Ramadan 2020: The holy month of the Muslim calendar is going to start from 23rd April and will last till 23rd May
The coronavirus lockdown has disturbed the celebration of several festivals all around the world. It is also going to affect the people who were eagerly waiting for Ramadan 2020. Muslims across the world embrace Ramadan, the ninth and holiest month of the Islamic calendar in which people observe fast (Roza) for 30 days. They neither drink water nor eat anything till the end of the day. People gather to break the fast in the evening together.
This year, it seems that people wouldn’t be able to gather in the evening looking at the grim situation across the world due to coronavirus lockdown. Islamic organizations have urged the followers to strictly follow the guidelines of government and violate the lockdown rules. Gatherings are banned at markets, public spaces, markets or religious places in India till the lockdown.
The holy month of Ramadan, also known as Ramzan is all set to begin from 23rd of April. People will Keep Roza for 29-30 days and eat only when they see the moon every evening. They will continue to do this fast for one complete moon cycle and celebrate Eid-al-Fitr on the 30th day which will fall on 23rd May this year.
Ramadan 2020: Significance of Roza during Holy month
It is said that the spiritual intention of fasting for a month is to know and understand the pain of hunger and thirst and to surrender the soul to the almighty. As per the scriptures, the devils are locked up in chains in hell and nobody can come in the way of the almighty and your true prayers throughout this month.
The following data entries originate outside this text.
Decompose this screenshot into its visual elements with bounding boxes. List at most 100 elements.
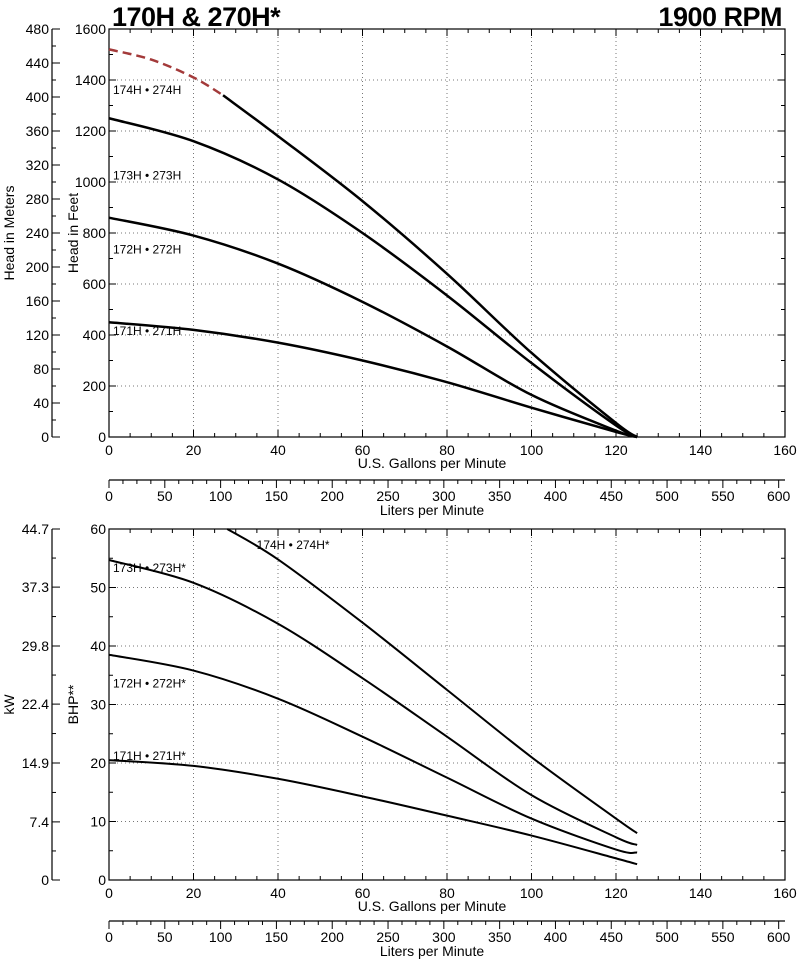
- chart2-y2-tick-label: 29.8: [22, 638, 49, 654]
- chart2-x2-tick-label: 300: [432, 929, 456, 945]
- chart2-series-3-line: [108, 559, 638, 846]
- chart1-x2-tick-label: 450: [600, 488, 624, 504]
- chart1-y-tick-label: 800: [83, 225, 107, 241]
- chart2-x2-tick-label: 250: [376, 929, 400, 945]
- chart1-y2-tick-label: 320: [26, 157, 50, 173]
- chart1-y-tick-label: 1000: [75, 174, 106, 190]
- chart1-x2-tick-label: 50: [157, 488, 173, 504]
- chart2-series-1-label: 171H • 271H*: [113, 749, 186, 763]
- chart1-x-tick-label: 40: [270, 442, 286, 458]
- chart1-y2-tick-label: 40: [33, 395, 49, 411]
- chart1-x2-tick-label: 600: [767, 488, 791, 504]
- chart1-y2-tick-label: 280: [26, 191, 50, 207]
- chart2-y-tick-label: 50: [90, 580, 106, 596]
- chart1-y-axis-label: Head in Feet: [65, 193, 81, 273]
- chart1-y2-tick-label: 160: [26, 293, 50, 309]
- chart1-x2-tick-label: 200: [321, 488, 345, 504]
- chart1-series-4-line: [222, 94, 638, 439]
- chart2-x-tick-label: 140: [689, 885, 713, 901]
- chart1-x2-tick-label: 350: [488, 488, 512, 504]
- chart-title: 170H & 270H*: [112, 2, 281, 32]
- chart1-y-tick-label: 600: [83, 276, 107, 292]
- chart1-y2-tick-label: 120: [26, 327, 50, 343]
- chart1-x2-axis-label: Liters per Minute: [380, 502, 484, 518]
- chart2-x-tick-label: 80: [439, 885, 455, 901]
- chart2-y-tick-label: 0: [98, 872, 106, 888]
- chart2-series-2-label: 172H • 272H*: [113, 676, 186, 690]
- chart1-x2-tick-label: 100: [209, 488, 233, 504]
- chart1-series-4-label: 174H • 274H: [113, 83, 181, 97]
- chart1-series-1-line: [108, 321, 638, 439]
- chart1-x2-tick-label: 250: [376, 488, 400, 504]
- chart2-y2-tick-label: 0: [41, 872, 49, 888]
- chart1-y2-tick-label: 80: [33, 361, 49, 377]
- chart1-x2-tick-label: 500: [655, 488, 679, 504]
- chart2-y2-tick-label: 44.7: [22, 521, 49, 537]
- chart1-series-3-label: 173H • 273H: [113, 168, 181, 182]
- chart2-x2-tick-label: 100: [209, 929, 233, 945]
- chart1-series-2-label: 172H • 272H: [113, 242, 181, 256]
- chart1-y-tick-label: 200: [83, 378, 107, 394]
- chart2-series-2-line: [108, 653, 638, 854]
- chart2-x-tick-label: 120: [604, 885, 628, 901]
- chart1-x2-tick-label: 0: [105, 488, 113, 504]
- chart1-x-axis-label: U.S. Gallons per Minute: [358, 455, 507, 471]
- chart2-y2-tick-label: 22.4: [22, 696, 49, 712]
- chart2-series-3-label: 173H • 273H*: [113, 561, 186, 575]
- chart2-x-tick-label: 60: [355, 885, 371, 901]
- chart1-y-tick-label: 1600: [75, 21, 106, 37]
- chart2-y-tick-label: 10: [90, 814, 106, 830]
- chart1-series-1-label: 171H • 271H: [113, 324, 181, 338]
- chart2-x-tick-label: 0: [105, 885, 113, 901]
- chart1-x-tick-label: 140: [689, 442, 713, 458]
- chart1-x2-tick-label: 150: [265, 488, 289, 504]
- chart2-x2-tick-label: 150: [265, 929, 289, 945]
- chart2-x2-axis-label: Liters per Minute: [380, 943, 484, 959]
- chart2-y-tick-label: 30: [90, 697, 106, 713]
- chart2-x2-tick-label: 400: [544, 929, 568, 945]
- chart1-x2-tick-label: 400: [544, 488, 568, 504]
- chart1-y-tick-label: 0: [98, 429, 106, 445]
- chart1-y2-tick-label: 200: [26, 259, 50, 275]
- chart2-x2-tick-label: 350: [488, 929, 512, 945]
- chart1-x2-tick-label: 300: [432, 488, 456, 504]
- chart1-y-tick-label: 1400: [75, 72, 106, 88]
- chart1-x-tick-label: 60: [355, 442, 371, 458]
- chart2-x-tick-label: 160: [773, 885, 797, 901]
- chart2-x-tick-label: 100: [520, 885, 544, 901]
- chart2-series-4-line: [226, 528, 638, 835]
- chart2-series-4-label: 174H • 274H*: [257, 538, 330, 552]
- chart2-x2-tick-label: 450: [600, 929, 624, 945]
- chart1-x2-tick-label: 550: [711, 488, 735, 504]
- chart1-y2-tick-label: 400: [26, 89, 50, 105]
- chart1-y2-tick-label: 480: [26, 21, 50, 37]
- chart2-y2-tick-label: 37.3: [22, 579, 49, 595]
- chart1-y2-tick-label: 0: [41, 429, 49, 445]
- speed-label: 1900 RPM: [658, 2, 782, 32]
- chart2-x-tick-label: 40: [270, 885, 286, 901]
- chart2-y2-tick-label: 7.4: [30, 814, 50, 830]
- chart2-x-axis-label: U.S. Gallons per Minute: [358, 898, 507, 914]
- chart2-x2-tick-label: 550: [711, 929, 735, 945]
- chart1-x-tick-label: 80: [439, 442, 455, 458]
- chart1-x-tick-label: 100: [520, 442, 544, 458]
- chart1-y-tick-label: 1200: [75, 123, 106, 139]
- chart2-x-tick-label: 20: [186, 885, 202, 901]
- chart2-x2-tick-label: 500: [655, 929, 679, 945]
- chart1-x-tick-label: 120: [604, 442, 628, 458]
- chart2-series-1-line: [108, 759, 638, 866]
- chart1-y2-tick-label: 240: [26, 225, 50, 241]
- chart1-series-4-extrapolated-line: [108, 48, 224, 97]
- chart2-y-axis-label: BHP**: [65, 684, 81, 724]
- chart2-x2-tick-label: 0: [105, 929, 113, 945]
- chart1-series-3-line: [108, 117, 638, 439]
- chart1-y2-tick-label: 440: [26, 55, 50, 71]
- chart1-x-tick-label: 160: [773, 442, 797, 458]
- chart2-y2-axis-label: kW: [1, 694, 17, 715]
- chart2-y-tick-label: 60: [90, 521, 106, 537]
- chart1-y-tick-label: 400: [83, 327, 107, 343]
- chart1-x-tick-label: 0: [105, 442, 113, 458]
- chart2-y2-tick-label: 14.9: [22, 755, 49, 771]
- chart1-y2-axis-label: Head in Meters: [1, 186, 17, 281]
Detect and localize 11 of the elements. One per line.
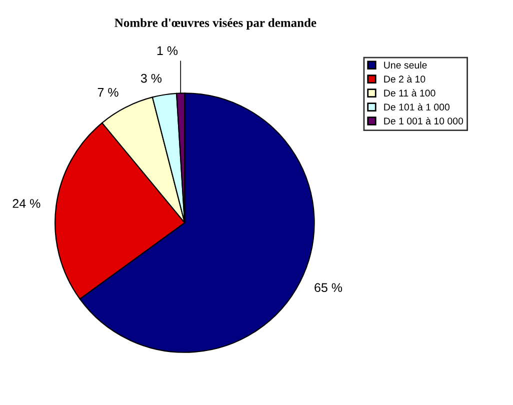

The holy Quran was first revealed on the night of Layla al-Qadr for mankind in the month of Ramadan only.
Rules of Roza
People who follow this Ramadan observe fast from sunrise to sunset. They eat or drink something before the sunrise and once the moon appears, they break their fast by consuming dates first. The festival is said to be obligatory for adult Muslims, except the pregnant, chronically ill, menstruating, diabetic, or breastfeeding. Muslims offer prayers five times during the morning till night. They are known as Fajr (Dawn), Dhuhr (noon), Asr (afternoon), Maghrib (evening), and Isha (night).